Guess what? You have to get that ball rolling forward first to make this happen for yourself. Don't just sit back and expect everything to fall into place for you overnight. You have to put in the effort, make the commitment, stick with the plan, and never ever ever ever give up on your dream of weight loss to make it happen. YOU CAN DO IT!!!
Are you down and depressed and don't know why? Maybe it IS your weight that's got you down! Dr. Fenton urges family doctors to help notice this in their patients and say something.
"The take-home message for doctors is to be on the lookout for depression among their patients who are overweight," Fenton said.
Doctors have to become more bold and willing to tell their patients about their weight problem. Don't worry about hurting their feelings because so much more is at stake here than the temporary state of emotions. We're talking long-term health consequences that could cause a shortened lifespan and/or a miserable existence both physically and mentally.

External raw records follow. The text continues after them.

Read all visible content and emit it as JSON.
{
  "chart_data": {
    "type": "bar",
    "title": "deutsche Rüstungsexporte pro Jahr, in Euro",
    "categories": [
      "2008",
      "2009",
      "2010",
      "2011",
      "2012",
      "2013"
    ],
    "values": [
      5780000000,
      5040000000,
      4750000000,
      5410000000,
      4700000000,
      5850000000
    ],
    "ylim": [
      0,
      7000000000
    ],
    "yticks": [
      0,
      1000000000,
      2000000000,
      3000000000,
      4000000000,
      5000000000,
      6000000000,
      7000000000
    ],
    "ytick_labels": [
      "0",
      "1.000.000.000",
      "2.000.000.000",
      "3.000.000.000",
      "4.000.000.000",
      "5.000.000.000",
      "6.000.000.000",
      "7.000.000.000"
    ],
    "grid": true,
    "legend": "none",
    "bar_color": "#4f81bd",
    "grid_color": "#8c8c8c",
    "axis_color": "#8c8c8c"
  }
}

Right now, there are close to 21 million American adults diagnosed with depression, most of whom are obese. The ever-growing body of evidence is pointing to a very real connection between these two conditions, which could bring about a breakthrough in the treatment of both in the coming years as more studies extrapolate data that can be used to develop programs for overcoming obesity and depression.
By the way, despite previous studies showing a higher link to depression in females, gender did not make a difference with both men and women experience mental problems with obesity. Guys, this means you need to stop ignoring that big belly of yours that hangs out the front of your body. Stop lying to yourself and get going on a weight loss plan TODAY! Might I suggest livin' la vida low-carb?